By W. Jeffrey Marshall

  

Less than a quarter-mile away, the semis and SUVs are barreling up and down I-17. But in the heart of the New River Nature Preserve, there’s an oasis, a green tunnel piercing a mesquite bosque. The hum of the traffic is just that, and never intrusive.

 

The hard-packed dirt road makes for easy walking, and in the spring, the ground on either side is carpeted with tufted grasses, mostly rip-gut and red brome. It’s the Sonoran Desert, but it’s alive with the sights and sounds of a riparian area. Birds twitter from the thickets, and now and then a verdin or Wilson’s warbler – mostly bright yellow – flits to the top of a branch as if to announce its presence.

 

The spring-fed New River, which has water most of the year, supports a lush habitat of cottonwoods and willows – much like Cave Creek.

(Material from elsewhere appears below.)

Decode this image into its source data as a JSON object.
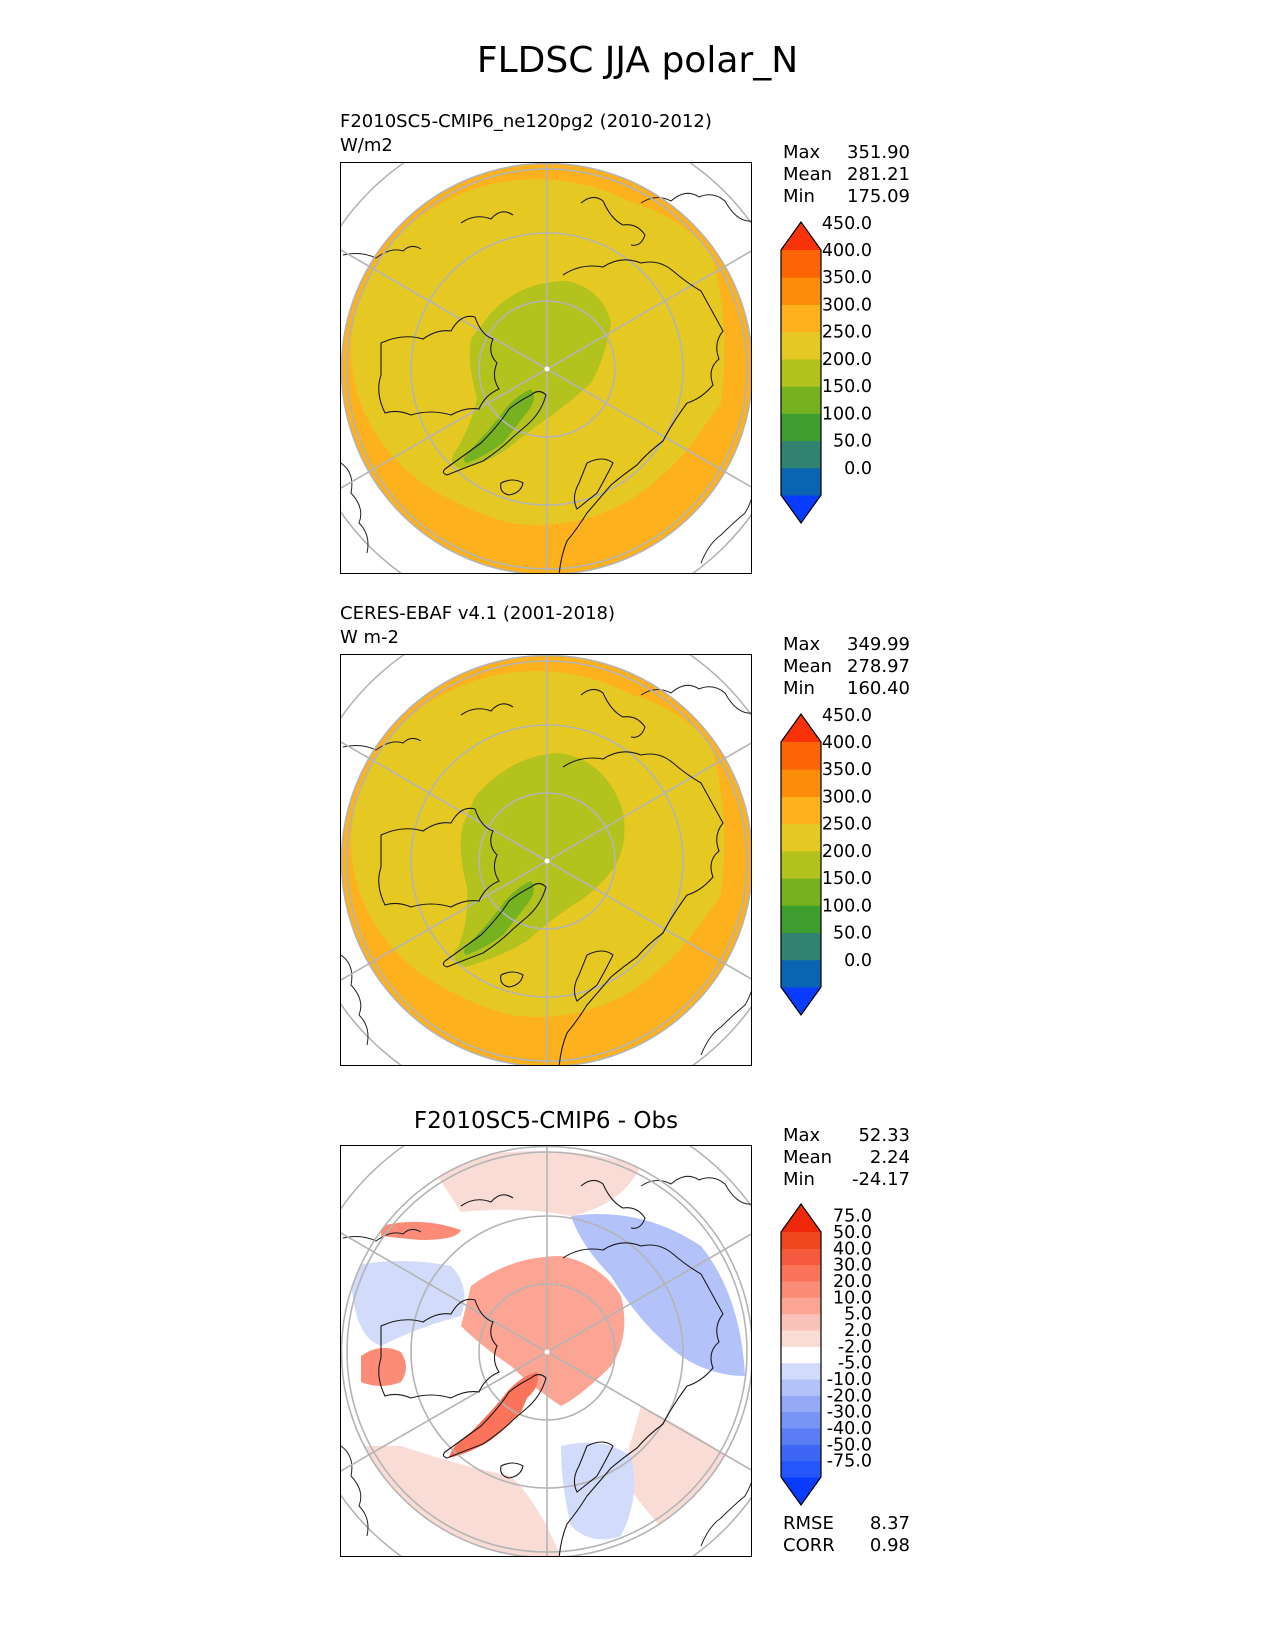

While the trail through the preserve only skirts the river, there are openings where it’s clear hikers would be able to work their way through the trees toward it.

 

Don’t look for desert wildflowers in profusion here. There is plenty of spindly wild mustard – an invasive – as well as a few Mexican poppies, clumps of lavender phacelia in sunny spots, some yellow-balled globe chamomile (another invasive). Tiny pink filaree shines near ground level.

 

Toward the north end of the 21-acre preserve, the trail opens up as the bosque thins. A gate with a cattleguard marks the boundary, and to the east there’s a tall metal windmill that feeds a water tank just outside a fence built to keep cattle from getting in eroding the streambank. The whirr of the windmill and the rustling of leaves are the primary sounds.

 

Unlike many of the Land Trust properties, the New River Preserve doesn’t offer much of a hike. But it does offer a lush green escape from the desert that surrounds it.